Las palabras de la empresaria Altagracia Gómez sonaron como brisa de mar en el Museo Nacional de Antropología, ¿Cómo no apostarle a un país con tanta riqueza, bellezas naturales e historia? ¿Cómo no apostar por nuestro presente y porvenir? ¿Cómo no apostarle a lo nuestro, para dejar un legado?
Parece un contrasentido, pero como sociedad pecamos de malinchistas, quisiéramos ser españoles pero negamos el mestizaje; apostamos al Barça o al Madrid pero en realidad llevamos tatuado al América, al Chivas o hasta al Cruz Azul; buscamos entre nuestros antepasados algún vínculo lejano Sefardí para tener pasaporte extranjero, aunque seamos más nopales que el nopal.
Somos polifacéticos, somos comodinos, al grado de vestir ropa de marca sin considerar que al menos hay diez diseñadores mexicanos en la lista Vogue.
Bajo esta contradicción hablar de que «es la hora del pueblo y los plebeyos» no tiene sentido, cuando aquellos que los pregonan viven de los privilegios, el privilegio de gozar beneficios fiscales uno de ellos y el más socorrido; el privilegio de buscar ventajas frente a la competencia desde el gobierno; el privilegio de acomodar a parejas y familiares en nóminas gubernamentales; el privilegio de recibir emolumentos en el servicio público, sólo por el sublime amor patrio.
A ello sume que el 41% de las empresas en México, incluyendo las de capital extranjero, decidieron frenar sus inversiones para 2025, según @KPMG. La razón, ciertamente la incertidumbre por el cambio de gobierno, la volatilidad económica global, la coyuntura con el vecino del norte y la creciente desconfianza en el sistema jurídico. Y aunque el #PlanMéxico parece ser la ruta de navegación correcta para promover la relocalización, sustituir las importaciones apostando a que lo «Hecho en México» es bien hecho y con ello crear mayores polos de desarrollo regional, no deja de ser sólo una carta de buenas intenciones, pues detrás de toda buena intención existe siempre un interés velado.

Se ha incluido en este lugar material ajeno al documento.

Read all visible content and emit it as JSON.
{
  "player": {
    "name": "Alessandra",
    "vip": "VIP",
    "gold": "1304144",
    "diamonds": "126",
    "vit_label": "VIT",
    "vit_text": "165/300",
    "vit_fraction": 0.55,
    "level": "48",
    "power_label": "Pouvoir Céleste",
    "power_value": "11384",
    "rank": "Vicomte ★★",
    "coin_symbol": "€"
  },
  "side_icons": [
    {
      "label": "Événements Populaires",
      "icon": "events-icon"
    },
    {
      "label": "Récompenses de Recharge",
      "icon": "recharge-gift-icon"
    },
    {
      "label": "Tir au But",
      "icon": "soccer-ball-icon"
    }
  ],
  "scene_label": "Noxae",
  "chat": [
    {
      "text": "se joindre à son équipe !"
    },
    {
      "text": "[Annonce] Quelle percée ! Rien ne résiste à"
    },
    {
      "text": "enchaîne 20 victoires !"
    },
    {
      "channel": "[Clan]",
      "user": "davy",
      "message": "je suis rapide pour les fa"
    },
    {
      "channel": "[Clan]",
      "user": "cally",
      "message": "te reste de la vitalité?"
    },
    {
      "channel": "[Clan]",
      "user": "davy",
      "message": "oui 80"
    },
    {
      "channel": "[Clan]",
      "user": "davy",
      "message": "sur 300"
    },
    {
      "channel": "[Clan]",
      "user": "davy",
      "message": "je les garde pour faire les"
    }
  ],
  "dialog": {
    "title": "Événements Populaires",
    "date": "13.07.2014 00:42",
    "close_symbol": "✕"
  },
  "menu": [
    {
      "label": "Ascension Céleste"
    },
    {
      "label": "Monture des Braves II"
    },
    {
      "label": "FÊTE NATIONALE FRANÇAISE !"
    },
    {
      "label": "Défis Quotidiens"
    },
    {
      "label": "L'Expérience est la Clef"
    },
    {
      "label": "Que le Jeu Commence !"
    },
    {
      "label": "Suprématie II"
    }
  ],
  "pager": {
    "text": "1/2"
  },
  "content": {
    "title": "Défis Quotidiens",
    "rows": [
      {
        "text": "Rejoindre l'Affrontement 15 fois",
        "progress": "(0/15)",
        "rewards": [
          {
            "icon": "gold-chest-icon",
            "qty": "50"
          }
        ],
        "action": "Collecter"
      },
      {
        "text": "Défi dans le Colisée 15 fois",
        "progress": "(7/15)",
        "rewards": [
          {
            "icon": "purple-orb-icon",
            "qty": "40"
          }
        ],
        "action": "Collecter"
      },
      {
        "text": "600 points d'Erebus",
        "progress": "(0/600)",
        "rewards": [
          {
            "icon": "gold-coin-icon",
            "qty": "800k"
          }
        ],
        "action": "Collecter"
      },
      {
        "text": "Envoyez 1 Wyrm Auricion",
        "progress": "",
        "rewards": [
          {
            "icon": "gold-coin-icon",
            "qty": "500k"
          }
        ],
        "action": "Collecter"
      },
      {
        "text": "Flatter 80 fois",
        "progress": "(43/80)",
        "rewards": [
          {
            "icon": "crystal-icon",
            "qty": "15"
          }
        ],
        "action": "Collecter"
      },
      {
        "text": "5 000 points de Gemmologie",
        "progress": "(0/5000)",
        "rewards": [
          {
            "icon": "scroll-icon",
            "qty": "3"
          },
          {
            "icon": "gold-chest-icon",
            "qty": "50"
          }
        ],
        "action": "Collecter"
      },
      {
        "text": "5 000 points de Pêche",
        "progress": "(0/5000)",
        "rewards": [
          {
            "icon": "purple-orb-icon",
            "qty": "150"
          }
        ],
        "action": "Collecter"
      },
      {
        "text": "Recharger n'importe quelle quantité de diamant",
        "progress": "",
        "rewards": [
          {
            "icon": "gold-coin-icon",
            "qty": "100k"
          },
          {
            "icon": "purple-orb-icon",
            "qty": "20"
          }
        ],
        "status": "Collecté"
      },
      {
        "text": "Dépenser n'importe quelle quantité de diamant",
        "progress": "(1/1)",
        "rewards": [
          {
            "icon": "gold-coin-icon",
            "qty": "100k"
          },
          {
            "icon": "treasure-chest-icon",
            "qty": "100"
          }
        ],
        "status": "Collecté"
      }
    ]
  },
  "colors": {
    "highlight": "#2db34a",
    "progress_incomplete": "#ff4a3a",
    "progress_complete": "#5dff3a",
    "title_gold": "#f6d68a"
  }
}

«Seamos realistas, pidamos lo imposible», como sostenía el filósofo Herbert, pues lo imposible es también una manera de intentar esconder que en realidad no se sabe lo que se quiere, aunque tengamos como sociedad la capacidad de dar y construir auténticos polos de desarrollo, fuera de la cultura de la ventaja, pero eso no sucederá aunque así lo decidiéramos.